If you sneeze or cough during the encounter, turn away and cover your mouth. Maintain the 7-meter minimum distance (though gorillas sometimes approach closer — if they come to you, stay still).
After the Trek
14. The Certificate Photo Is Free
At park headquarters afterward, you'll receive a gorilla trekking certificate and a group photo. Both are included in your permit. Some operators charge for additional photos — the official one is free.

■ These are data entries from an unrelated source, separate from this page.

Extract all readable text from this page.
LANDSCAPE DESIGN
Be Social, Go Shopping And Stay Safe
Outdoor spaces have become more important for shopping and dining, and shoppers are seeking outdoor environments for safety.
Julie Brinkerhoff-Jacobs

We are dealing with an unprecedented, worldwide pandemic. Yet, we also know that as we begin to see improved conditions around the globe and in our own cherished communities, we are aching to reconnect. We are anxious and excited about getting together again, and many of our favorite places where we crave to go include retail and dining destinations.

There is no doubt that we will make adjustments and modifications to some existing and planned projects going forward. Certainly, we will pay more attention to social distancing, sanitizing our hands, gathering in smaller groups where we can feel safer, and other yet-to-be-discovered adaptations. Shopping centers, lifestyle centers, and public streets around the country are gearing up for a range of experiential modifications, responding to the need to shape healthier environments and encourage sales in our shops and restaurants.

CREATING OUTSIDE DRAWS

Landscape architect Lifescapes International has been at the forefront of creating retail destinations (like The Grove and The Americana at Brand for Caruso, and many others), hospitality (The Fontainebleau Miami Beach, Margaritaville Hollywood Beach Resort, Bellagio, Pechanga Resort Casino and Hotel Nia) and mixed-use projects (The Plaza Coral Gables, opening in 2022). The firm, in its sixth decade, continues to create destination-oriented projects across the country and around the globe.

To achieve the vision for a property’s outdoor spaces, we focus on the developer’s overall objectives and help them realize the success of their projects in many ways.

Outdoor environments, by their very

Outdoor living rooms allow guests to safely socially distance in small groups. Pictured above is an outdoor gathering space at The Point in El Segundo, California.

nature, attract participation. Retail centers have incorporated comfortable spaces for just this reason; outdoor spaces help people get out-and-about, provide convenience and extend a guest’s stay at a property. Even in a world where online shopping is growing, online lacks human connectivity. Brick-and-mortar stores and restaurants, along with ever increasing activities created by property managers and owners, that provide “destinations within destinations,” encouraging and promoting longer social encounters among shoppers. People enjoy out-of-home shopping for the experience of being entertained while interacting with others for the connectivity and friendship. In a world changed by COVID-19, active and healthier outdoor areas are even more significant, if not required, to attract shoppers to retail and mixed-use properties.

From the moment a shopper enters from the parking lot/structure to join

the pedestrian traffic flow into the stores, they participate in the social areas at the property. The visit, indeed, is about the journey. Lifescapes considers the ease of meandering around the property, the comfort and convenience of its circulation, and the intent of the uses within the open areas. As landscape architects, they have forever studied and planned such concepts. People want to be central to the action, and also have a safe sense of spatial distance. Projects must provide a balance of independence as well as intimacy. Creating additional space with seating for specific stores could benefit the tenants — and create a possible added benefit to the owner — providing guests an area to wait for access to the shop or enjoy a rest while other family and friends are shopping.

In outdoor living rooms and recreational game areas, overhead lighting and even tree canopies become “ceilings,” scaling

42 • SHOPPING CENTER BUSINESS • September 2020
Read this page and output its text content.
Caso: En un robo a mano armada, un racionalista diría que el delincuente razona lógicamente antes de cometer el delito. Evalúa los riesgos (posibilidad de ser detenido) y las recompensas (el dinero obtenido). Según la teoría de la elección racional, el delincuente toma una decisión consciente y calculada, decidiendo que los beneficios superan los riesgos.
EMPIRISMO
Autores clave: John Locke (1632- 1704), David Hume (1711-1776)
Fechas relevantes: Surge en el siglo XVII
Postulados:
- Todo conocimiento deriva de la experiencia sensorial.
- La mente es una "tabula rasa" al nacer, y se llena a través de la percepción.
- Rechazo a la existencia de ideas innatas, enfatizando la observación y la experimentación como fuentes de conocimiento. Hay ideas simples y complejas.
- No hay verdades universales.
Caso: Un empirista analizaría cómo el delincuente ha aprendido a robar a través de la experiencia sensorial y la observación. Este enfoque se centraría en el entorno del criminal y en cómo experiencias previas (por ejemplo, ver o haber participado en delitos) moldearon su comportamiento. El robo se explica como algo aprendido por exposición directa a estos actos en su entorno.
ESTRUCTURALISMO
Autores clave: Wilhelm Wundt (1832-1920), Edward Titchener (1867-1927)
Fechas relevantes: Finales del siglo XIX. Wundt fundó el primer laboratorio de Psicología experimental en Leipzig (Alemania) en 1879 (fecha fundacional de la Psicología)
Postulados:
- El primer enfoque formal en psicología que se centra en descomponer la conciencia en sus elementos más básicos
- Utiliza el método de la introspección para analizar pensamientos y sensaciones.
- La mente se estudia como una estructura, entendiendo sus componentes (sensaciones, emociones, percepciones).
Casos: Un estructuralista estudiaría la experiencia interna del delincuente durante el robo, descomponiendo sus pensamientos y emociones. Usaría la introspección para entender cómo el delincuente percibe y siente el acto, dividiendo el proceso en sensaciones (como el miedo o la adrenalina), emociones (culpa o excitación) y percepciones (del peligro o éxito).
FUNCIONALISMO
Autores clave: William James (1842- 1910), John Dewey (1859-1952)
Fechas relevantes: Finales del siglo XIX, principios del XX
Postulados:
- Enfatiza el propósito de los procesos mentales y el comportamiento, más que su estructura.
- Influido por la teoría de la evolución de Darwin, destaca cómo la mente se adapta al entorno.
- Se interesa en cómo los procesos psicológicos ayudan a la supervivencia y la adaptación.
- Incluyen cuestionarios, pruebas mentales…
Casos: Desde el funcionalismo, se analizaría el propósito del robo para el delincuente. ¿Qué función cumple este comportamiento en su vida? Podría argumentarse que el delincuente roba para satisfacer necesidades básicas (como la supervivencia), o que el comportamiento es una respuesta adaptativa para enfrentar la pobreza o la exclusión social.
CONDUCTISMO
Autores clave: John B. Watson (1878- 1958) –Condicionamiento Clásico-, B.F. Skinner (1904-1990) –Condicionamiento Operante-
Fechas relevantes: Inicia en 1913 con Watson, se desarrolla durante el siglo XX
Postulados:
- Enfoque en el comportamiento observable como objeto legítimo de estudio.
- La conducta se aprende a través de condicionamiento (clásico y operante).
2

15. Tip Your Guide and Trackers
Guides and trackers make the experience. Standard tip: $20-40 per person to the lead guide, $10-20 split among the trackers and porters. The trackers wake at 4AM to locate the gorillas before your group arrives. Their skill is extraordinary — they follow gorilla trails through dense forest that looks identical in every direction.
The Practical Details
Item
Cost
Gorilla permit
$1,500 USD
Porter
RWF 20,000 (~$17)
Gaiter rental
RWF 5,000 (~$4)
Walking stick rental
RWF 2,000 (~$1.70)
Guide tip
$20-40
Tracker tip
$10-20 (group)
Hotel near park (mid-range)
$80-200/night
Hotel near park (luxury)
$500-2,000/night
The $1,500 permit funds gorilla conservation, community development, and anti-poaching patrols. It's expensive because it works — Rwanda's mountain gorilla population has grown from 620 in 2005 to over 1,000 today.
That hour in the forest isn't just a wildlife encounter. It's proof that conservation economics can pull a species back from extinction.
Bring the gloves. Hire the porter. Put the camera down for 10 minutes.